Purpose: Prostate cancer screening with PSA is plagued by high rate of unnecessary prostate biopsies, especially in the “gray zone” (4.0ng/ml – 10.0ng/ml). We introduce a new circulating-tumor-cell (CTC) biomarker for detection of prostate cancer in patients in the PSA “gray zone” level, with the clinically verified potential to substantially decrease the number of unnecessary prostate biopsies.
Materials and Methods: A total of 97 patients underwent routine prostate screening including PSA testing and DRE. One tube of blood was drawn for each patient and sent for CTC analysis in a double blinded study. A subset of 23 patients with PSA in the 4.0ng/ml – 10.0ng/ml range was selected with consent to undergo prostate biopsy for comparison with blinded CTC test results. The CTC test utilized a microfluidic platform with EpCAM as capture antibody. Suspected CTCs were eluted to a membrane chip and immunofluorently stained with CK18, PSMA and CD45 antibody to confirm. Positive CTCs are defined as CK18+ or PSMA+ and CD45-.
Results: Prostate cancer was confirmed by biopsy in 60 out of 97 patients. CTC assay reported 83% of the cancer cases, demonstrating prostate cancer detection ability of the assay. In the subset category of 23 patients (PSA in the 4.0ng/ml – 10.0ng/ml range, and prostate biopsy), the CTC assay was able to detect cancer in 100% of the prostate cancer cases.
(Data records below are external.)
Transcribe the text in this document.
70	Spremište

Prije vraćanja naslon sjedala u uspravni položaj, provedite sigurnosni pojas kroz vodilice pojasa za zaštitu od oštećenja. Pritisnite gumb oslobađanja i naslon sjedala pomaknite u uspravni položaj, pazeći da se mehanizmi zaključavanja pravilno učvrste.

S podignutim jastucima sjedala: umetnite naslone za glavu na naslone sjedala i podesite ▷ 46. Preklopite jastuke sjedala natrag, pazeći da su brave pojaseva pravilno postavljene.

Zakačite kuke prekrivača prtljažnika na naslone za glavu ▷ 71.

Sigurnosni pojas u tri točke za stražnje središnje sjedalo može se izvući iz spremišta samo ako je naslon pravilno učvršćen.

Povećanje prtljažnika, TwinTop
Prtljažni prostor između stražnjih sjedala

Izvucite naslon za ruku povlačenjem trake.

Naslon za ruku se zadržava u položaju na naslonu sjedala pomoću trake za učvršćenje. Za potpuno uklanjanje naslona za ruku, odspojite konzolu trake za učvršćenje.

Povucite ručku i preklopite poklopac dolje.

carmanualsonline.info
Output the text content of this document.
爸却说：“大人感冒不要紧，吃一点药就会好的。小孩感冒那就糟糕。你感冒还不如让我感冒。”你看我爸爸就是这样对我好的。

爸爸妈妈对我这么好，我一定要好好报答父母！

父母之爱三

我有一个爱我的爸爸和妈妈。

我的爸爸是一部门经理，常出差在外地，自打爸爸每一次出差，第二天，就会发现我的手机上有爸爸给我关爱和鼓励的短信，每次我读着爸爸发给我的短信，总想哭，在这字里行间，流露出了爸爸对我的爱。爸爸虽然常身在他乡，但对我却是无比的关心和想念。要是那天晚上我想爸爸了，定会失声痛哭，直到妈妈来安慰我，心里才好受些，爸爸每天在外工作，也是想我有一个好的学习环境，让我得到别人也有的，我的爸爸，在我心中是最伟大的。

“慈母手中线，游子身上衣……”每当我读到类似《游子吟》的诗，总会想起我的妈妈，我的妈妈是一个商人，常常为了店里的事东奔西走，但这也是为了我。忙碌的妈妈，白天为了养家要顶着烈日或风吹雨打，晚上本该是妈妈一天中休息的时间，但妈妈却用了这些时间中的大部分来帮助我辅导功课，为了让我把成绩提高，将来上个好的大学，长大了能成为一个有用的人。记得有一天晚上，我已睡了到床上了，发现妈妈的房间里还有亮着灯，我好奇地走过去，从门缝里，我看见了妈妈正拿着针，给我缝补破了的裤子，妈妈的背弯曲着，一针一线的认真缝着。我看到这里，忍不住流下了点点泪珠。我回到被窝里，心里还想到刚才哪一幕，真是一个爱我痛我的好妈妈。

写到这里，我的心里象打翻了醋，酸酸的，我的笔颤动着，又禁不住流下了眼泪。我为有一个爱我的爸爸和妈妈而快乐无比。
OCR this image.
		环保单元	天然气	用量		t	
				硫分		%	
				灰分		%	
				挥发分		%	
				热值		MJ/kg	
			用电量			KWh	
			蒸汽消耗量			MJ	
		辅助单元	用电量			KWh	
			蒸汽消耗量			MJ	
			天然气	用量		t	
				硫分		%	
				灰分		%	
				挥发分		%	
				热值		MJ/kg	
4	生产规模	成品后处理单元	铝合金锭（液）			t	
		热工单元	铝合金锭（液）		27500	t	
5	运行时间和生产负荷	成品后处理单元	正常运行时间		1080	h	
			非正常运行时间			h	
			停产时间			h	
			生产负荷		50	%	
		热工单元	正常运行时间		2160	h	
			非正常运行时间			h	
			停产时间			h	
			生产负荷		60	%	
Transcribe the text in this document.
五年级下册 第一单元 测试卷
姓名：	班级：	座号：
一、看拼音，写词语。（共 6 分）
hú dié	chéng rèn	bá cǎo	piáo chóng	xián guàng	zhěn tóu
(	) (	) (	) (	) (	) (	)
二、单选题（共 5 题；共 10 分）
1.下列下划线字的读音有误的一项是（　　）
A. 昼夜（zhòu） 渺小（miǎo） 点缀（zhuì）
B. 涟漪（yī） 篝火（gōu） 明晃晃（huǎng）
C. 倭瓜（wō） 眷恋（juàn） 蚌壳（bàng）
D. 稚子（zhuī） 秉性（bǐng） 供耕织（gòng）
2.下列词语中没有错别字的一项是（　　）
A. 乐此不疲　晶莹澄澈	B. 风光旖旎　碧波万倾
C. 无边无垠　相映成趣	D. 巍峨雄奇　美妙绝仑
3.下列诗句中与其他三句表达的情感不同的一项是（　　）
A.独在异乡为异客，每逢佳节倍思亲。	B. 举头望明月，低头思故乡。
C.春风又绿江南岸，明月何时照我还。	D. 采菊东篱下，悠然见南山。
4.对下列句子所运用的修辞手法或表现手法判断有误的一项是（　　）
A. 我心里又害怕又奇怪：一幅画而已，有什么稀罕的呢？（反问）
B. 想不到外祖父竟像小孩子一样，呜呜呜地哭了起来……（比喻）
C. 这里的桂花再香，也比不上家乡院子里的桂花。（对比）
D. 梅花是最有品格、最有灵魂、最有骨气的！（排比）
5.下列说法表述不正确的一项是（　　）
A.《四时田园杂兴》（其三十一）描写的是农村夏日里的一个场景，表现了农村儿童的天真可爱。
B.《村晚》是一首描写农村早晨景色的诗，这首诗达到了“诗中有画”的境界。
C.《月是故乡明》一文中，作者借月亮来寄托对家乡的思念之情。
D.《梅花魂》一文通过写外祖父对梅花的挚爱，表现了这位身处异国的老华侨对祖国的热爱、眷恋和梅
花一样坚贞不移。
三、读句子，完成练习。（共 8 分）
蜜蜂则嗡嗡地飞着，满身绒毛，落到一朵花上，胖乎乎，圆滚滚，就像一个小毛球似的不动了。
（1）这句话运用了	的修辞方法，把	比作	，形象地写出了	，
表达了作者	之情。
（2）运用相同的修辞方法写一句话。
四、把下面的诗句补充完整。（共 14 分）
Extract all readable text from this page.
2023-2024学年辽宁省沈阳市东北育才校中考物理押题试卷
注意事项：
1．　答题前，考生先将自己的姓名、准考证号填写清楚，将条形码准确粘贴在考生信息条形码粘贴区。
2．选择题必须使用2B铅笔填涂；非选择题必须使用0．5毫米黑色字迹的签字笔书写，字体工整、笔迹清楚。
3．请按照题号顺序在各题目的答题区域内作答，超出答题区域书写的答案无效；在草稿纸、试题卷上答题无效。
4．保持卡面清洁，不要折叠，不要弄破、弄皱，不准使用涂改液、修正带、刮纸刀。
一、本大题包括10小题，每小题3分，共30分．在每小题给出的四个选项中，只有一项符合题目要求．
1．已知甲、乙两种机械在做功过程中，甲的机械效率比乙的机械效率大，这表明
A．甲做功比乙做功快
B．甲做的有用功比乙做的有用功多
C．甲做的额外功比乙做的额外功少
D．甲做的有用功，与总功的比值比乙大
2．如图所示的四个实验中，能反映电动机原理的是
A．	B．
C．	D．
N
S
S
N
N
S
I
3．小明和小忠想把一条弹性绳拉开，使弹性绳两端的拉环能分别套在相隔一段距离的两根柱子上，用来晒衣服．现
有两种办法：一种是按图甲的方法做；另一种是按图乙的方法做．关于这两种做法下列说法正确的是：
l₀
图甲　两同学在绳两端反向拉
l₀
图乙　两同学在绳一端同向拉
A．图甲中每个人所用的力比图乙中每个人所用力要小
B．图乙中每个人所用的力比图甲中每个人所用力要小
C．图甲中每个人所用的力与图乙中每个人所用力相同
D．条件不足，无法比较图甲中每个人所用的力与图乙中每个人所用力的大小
Conclusion: This CTC-based blood test is a valuable new tool in effective screening for prostate cancer. We have demonstrated that this new CTC biomarker is able to reduce unnecessary invasive prostate biopsies in the PSA “gray zone” by over 60%, with the potential to reduce cost to the system and reduce complication rates due to prostate biopsies, thus improving patient outcomes.